I was then immediately off to a tour in Afghanistan. That tour was as a scout pilot in the army flying the OH-58D in the 2-17th Cavalry. "Scouts Out!!!"
Anyway, it was a hell of a tour, lots of excitement, lots of crazy sh*t, but there is always lots of downtime.
A dude can save some serious bank on a year long tour, and while there I schemed and planned and researched on the net and snatched up eBay parts (shipped to my home) like crazy. Hence the "Spoils of War" nickname.
Through my research I began to question the rideability of a CR750 replica with a replica tank. Just too stretched-out.
Back in 1970 roadracers sat way on the back of the bike, putting lots of weight over the rear wheel and cutting graceful, smooth lines on the track. Advances in tires, forks, and the huge power of modern bikes made the riders move toward the front of the bike.
I decided to upgrade the suspension of my CB to modern parts, and the wheels to a size that could use some better rubber. I gathered the parts to assemble a CBR1000 front end, but with the even bigger brakes from a CBR954. I used the CBR954 triples because that bike doesn't have a steering damper mounted on the top clamp (meaning no ugly holes on the top of the clamp). The 954 triple clamps offer the perfect amount of trail (according to my plans) with the longer shocks that steepened CB750 frame, the shorter CBR fork, and 18" wheel.
I decided to use 18" rims to retain the big-wheeled vintage look after making sure I could get decent 18" rubber.
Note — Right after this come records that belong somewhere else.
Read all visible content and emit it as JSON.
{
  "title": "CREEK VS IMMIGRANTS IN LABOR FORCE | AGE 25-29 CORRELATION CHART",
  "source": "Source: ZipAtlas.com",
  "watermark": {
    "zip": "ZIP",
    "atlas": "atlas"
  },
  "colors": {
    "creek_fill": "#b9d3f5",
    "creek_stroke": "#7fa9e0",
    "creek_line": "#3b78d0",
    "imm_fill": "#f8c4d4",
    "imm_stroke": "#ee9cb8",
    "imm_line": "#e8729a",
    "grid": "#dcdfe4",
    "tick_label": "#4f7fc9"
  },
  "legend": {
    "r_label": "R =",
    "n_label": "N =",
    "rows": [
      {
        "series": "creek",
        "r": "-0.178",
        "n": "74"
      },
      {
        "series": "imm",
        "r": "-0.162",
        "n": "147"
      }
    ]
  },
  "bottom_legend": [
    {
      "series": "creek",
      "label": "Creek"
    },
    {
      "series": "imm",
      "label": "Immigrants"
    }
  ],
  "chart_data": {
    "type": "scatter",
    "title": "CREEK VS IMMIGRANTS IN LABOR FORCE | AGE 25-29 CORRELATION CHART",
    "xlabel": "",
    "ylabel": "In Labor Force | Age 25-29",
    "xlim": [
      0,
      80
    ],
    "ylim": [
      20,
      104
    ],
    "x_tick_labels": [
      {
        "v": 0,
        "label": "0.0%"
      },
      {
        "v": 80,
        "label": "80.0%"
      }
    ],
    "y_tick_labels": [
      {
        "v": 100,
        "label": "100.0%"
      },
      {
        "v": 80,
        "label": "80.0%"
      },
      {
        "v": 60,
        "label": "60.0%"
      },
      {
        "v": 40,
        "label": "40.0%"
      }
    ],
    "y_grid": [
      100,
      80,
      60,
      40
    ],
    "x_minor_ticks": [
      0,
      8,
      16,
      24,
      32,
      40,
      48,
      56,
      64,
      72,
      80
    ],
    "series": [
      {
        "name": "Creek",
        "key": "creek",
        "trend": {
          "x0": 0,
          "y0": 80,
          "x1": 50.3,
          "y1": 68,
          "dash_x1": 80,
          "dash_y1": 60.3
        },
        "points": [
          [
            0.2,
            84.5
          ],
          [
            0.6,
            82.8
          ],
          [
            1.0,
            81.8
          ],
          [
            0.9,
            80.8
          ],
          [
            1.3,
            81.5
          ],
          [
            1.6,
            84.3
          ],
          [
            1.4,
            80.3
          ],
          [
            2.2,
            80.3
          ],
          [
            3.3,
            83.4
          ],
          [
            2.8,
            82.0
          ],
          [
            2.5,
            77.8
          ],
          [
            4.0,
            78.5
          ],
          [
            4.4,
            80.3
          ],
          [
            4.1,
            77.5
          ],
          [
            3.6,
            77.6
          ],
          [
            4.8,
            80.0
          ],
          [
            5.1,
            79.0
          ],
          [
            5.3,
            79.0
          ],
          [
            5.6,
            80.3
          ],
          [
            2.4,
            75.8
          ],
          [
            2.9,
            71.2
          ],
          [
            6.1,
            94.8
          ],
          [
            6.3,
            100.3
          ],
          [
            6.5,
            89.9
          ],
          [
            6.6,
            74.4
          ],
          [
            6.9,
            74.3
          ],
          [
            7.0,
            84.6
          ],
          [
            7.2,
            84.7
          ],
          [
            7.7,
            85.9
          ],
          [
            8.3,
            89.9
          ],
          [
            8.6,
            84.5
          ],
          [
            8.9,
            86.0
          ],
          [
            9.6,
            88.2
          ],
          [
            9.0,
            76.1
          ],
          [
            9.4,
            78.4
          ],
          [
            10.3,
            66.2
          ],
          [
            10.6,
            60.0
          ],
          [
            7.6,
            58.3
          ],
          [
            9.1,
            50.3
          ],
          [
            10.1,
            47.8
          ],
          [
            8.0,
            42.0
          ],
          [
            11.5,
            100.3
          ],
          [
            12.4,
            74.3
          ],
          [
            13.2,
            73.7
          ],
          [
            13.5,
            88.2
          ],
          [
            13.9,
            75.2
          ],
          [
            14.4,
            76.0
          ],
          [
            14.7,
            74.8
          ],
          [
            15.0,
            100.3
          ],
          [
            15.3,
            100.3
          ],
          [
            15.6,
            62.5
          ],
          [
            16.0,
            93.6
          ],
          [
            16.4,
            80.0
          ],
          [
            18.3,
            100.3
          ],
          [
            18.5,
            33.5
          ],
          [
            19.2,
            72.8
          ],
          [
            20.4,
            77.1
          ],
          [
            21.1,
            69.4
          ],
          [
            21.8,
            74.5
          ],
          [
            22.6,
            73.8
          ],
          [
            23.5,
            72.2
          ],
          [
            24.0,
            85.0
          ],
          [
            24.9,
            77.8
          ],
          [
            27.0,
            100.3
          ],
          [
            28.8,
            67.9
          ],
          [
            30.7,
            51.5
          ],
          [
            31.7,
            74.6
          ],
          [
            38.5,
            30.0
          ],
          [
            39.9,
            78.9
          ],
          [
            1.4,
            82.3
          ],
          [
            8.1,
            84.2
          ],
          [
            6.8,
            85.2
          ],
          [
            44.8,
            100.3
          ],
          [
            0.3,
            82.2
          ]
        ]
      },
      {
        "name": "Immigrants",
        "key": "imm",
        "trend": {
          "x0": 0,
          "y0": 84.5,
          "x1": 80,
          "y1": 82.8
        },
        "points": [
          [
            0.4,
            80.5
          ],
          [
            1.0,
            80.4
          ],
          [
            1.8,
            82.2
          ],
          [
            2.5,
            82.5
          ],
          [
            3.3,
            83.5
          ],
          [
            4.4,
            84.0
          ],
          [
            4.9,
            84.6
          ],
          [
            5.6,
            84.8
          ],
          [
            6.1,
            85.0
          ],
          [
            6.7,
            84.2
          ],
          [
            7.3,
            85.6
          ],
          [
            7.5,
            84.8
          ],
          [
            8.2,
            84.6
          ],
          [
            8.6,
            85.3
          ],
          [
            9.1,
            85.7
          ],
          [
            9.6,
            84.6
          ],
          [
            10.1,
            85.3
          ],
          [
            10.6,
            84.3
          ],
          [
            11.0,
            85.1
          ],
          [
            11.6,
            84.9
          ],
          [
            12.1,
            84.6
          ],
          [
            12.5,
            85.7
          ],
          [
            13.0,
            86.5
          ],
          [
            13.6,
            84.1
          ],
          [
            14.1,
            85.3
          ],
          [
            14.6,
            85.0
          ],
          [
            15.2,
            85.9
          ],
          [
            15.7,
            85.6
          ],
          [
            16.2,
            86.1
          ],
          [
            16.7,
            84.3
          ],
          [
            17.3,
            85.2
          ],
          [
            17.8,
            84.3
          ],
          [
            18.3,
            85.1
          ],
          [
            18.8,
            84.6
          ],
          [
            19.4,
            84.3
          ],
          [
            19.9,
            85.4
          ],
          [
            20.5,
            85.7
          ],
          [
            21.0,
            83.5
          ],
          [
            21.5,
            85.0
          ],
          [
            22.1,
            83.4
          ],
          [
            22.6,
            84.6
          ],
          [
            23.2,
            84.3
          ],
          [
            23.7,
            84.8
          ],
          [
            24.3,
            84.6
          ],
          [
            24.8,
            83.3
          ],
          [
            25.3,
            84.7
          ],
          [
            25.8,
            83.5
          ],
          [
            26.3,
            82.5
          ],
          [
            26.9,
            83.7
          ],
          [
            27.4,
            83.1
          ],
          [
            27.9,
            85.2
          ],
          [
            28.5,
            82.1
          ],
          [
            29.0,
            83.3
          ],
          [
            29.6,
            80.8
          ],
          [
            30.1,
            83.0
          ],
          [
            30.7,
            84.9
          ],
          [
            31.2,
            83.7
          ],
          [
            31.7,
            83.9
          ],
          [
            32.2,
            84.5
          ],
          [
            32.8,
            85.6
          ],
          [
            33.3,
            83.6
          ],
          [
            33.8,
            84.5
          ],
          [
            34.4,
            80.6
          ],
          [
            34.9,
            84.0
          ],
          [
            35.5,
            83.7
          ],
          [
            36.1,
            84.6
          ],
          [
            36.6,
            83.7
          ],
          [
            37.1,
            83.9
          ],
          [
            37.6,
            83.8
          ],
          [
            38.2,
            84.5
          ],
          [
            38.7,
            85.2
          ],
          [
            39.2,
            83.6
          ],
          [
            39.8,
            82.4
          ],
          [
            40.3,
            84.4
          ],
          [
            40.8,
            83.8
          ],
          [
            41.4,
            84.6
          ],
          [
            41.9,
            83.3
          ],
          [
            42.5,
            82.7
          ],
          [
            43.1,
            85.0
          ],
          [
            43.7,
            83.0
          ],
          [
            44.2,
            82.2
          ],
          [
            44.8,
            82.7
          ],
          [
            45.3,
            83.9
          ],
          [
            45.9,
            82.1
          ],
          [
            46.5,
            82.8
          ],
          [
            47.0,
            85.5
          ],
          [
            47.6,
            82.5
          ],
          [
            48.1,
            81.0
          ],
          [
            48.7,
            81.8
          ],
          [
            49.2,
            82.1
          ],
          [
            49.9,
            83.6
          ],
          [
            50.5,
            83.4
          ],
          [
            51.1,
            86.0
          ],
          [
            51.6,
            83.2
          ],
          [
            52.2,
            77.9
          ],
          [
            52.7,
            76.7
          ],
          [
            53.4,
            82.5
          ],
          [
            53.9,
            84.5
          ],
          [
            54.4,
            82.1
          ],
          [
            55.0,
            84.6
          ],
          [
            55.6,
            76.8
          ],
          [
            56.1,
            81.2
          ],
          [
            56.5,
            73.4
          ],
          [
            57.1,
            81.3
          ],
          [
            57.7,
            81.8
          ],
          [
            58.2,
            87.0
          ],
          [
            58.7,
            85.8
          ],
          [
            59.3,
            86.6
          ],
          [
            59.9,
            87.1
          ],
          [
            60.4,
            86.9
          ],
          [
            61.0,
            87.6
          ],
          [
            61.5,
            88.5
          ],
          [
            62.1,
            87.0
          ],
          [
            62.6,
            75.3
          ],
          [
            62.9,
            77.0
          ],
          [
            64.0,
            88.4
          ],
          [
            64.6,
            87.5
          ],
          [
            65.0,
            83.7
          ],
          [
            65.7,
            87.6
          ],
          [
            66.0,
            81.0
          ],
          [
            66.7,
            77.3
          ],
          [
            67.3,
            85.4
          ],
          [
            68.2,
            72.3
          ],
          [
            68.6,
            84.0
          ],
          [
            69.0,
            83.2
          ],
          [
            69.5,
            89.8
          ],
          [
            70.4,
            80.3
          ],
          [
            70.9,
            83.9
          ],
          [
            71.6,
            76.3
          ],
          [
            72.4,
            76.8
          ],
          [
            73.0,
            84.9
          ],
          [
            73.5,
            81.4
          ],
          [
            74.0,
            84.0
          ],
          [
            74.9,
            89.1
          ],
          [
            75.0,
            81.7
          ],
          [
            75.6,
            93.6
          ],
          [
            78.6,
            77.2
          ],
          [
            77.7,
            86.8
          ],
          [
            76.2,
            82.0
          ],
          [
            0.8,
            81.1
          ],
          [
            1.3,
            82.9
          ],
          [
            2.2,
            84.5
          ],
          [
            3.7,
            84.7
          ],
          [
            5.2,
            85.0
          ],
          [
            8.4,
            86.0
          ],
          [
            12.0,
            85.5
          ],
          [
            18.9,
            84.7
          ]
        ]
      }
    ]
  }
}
The V-rod front tire is a 120/18 and the somewhat recent ZX-6 uses a 180/18 rear, ensuring those tire sizes will be around for a while, at least in sport-touring quality.
I'm no computer whiz, but I nugged my way through learning how to draw on Microsoft Powerpoint. I found a Honda factory diagram (with measurements) of the CB750 frame and swingarm, and created a scale replica drawing.
I spent a lot of time building a frame, swingarms, wheels, brakes, many many tanks, fenders, headlights, oil tanks, forks, shocks, blah, blah, blah.